Is it safe for me to run a script that periodically removes empty
directories from /var/www/mod_pagespeed/cache?

Should I fill out an issue in the issue tracker to request that old
cache subdirectories be removed?

Thanks in advance!
Re: Cache cleanup does not remove empty directories jmarantz 4/25/12 2:23 PM
I think you've nailed it.  This is a great corner-case we didn't think about in our caching design, when there are huge numbers of domains in one server.

Periodically purging the empty directories should be fine.  I'd recommend using "rmdir" rather than "rm -rf" in case something was writing into the directory while you were removing it.

Let us know if this helps resolve the issue, or whether the performance of your system still looks like a problem.  A resolution we could consider is to add a pagespeed.conf option to synthesize some more hierarchy our cache directories.  I wouldn't want to change our default behavior as adding the hierarchy may slow down performance when there are a smaller number of domains.

-Josh
Re: Cache cleanup does not remove empty directories Matt Atterbury 4/26/12 5:18 AM
Periodically purging the empty directories should be fine.  I'd recommend using "rmdir" rather than "rm -rf" in case something was writing into the directory while you were removing it.

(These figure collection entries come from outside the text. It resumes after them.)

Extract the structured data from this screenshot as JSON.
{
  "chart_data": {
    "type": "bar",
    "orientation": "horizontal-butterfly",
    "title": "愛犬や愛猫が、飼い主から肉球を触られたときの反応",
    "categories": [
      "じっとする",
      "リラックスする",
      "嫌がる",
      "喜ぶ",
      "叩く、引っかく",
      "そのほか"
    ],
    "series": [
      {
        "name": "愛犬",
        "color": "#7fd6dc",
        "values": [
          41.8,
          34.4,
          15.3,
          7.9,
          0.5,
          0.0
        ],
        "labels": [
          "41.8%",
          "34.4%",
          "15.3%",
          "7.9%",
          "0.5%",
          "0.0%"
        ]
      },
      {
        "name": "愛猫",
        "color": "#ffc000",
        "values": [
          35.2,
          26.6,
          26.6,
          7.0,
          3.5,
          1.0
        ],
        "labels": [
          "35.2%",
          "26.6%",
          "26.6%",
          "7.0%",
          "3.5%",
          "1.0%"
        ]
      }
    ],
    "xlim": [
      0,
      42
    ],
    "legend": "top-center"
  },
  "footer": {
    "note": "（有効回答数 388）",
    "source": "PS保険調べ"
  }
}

+1 ... DO NOT use rm, use rmdir and ignore any error. Doing this from a cron job should be fine.
Something like: find <yourdir> -depth -empty -type d -exec rmdir {} \; 2>/dev/null

Re: Cache cleanup does not remove empty directories Mark Breedlove 4/26/12 3:28 PM
Thanks, Joshua and Matt!

I have had a script running now on cron for about a day, and all signs
are positive so far.  It is keeping the inode count down to about a
third to a half of what it used to be.  I was having an issue before
running it where there would be periods throughout the day where
iowait would be at > 20% for hours at a time, intermittently
throughout the day.  (Would I be guessing correctly to assume that the
mod_pagespeed cleanup thread had extra work to do in traversing all of
those empty directories?)  I have not seen this in the day since
implementing this script.  I will post an update in a few days or a
week to confirm how this is still looking.

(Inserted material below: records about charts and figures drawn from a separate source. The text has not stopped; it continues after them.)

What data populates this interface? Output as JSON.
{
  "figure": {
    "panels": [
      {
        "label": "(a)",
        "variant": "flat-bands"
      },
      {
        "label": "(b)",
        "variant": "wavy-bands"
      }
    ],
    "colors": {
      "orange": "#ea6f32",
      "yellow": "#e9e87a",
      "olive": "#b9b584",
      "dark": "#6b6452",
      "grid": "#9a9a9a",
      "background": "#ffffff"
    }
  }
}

My shell script contains the following:

#!/bin/bash
LOCKFILE=/var/tmp/cleanpsdirs.lock
test -e $LOCKFILE && exit;
touch $LOCKFILE;
find /var/www/mod_pagespeed/cache -type d -empty ! -name '*lock' |
head -1000 | xargs rmdir
rm $LOCKFILE

It is run on cron every 2 minutes with:
nice -n 19 /usr/local/etc/cleanpsdirs.sh 2>/dev/null

It avoids removing the lock directories that I occasionally see
directly under /var/www/mod_pagespeed/cache, and only does a measured
amount of work at a time so as not to hog resources.  It seems not to
add anything significant to the load of the system.

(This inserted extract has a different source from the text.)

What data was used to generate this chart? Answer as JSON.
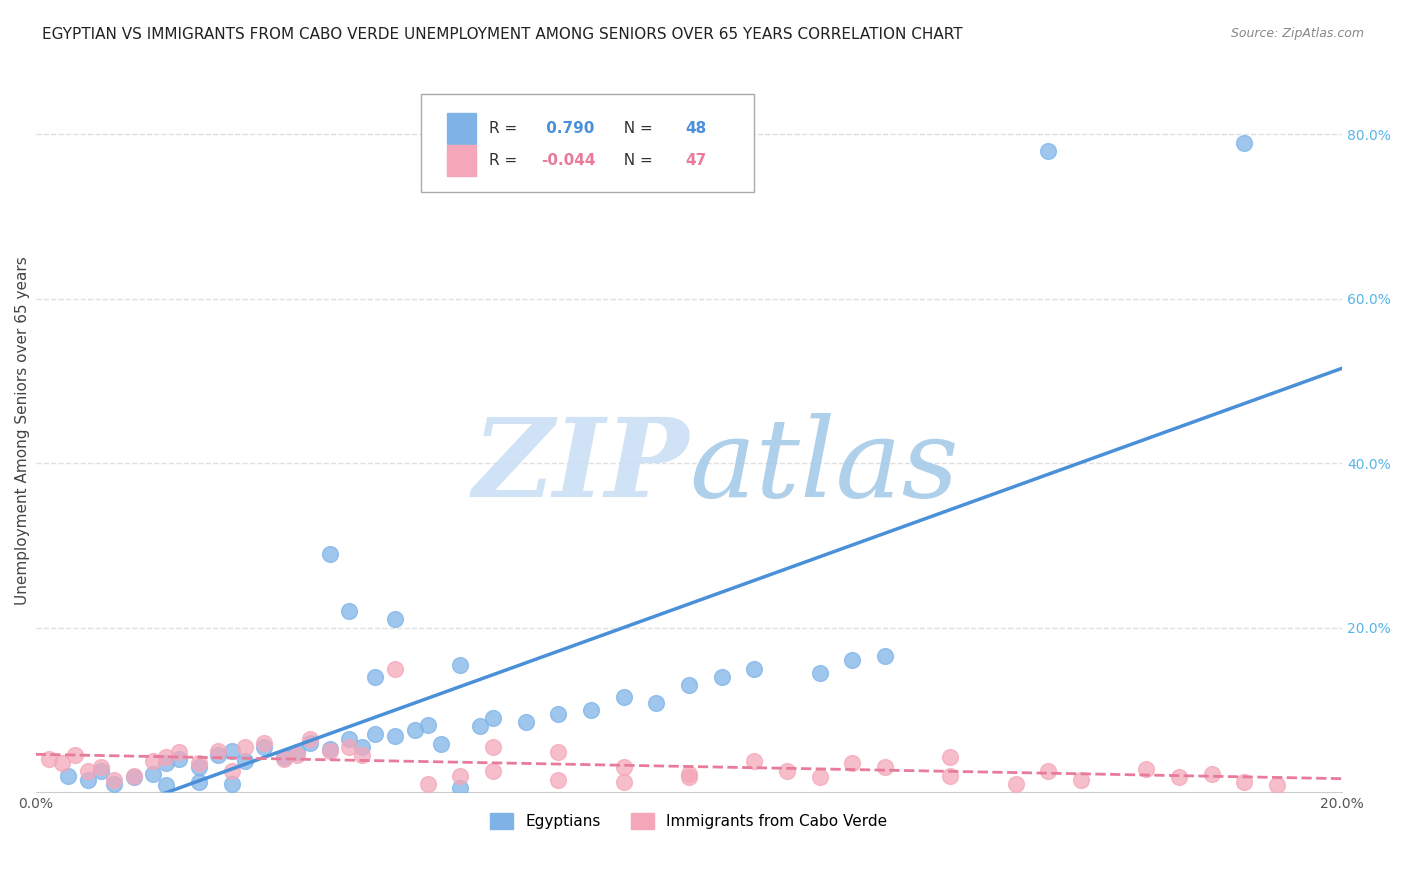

By the way, thanks for your work on mod_pagespeed!  It's really
incredibly helpful.
Re: Cache cleanup does not remove empty directories Matt Atterbury 4/26/12 7:06 PM
Hi Mark, thanks for the update, and great to know it's working as hoped.

I have 2 comments about your script though:
a) 'mkdir $LOCKDIR || exit 0' is better than using touch because mkdir is atomic whereas test+touch isn't.
b) You don't need the head before the xargs to limit the command size since xargs does this automatically,
    but if, as I suspect, you're doing that just to limit how much cleanup is done per run, then it's a great idea.

cheers, m.
Re: Cache cleanup does not remove empty directories Mark Breedlove 4/26/12 7:11 PM

On Apr 26, 10:06 pm, Matt Atterbury <matterb...@google.com> wrote:
> a) 'mkdir $LOCKDIR || exit 0' is better than using touch because mkdir is
> atomic whereas test+touch isn't.

Aha, thanks for that tip.  I will do that instead.

> b) You don't need the head before the xargs to limit the command size since
> xargs does this automatically,
>     but if, as I suspect, you're doing that just to limit how much cleanup
> is done per run, then it's a great idea.

Yup, just to limit how much is done per run.
Re: Cache cleanup does not remove empty directories Mark Breedlove 5/2/12 7:23 PM
Hey, Joshua and Matt.  It's been about a week now since I started
cleaning up the empty directories, and it's been working as I'd
hoped.  I do not see any more surges in i/o wait when I look at sar,
and 'df -i' reveals that I have hundreds of thousands fewer inodes on
the filesystem than I used to.

Thanks for your assistance,
Mark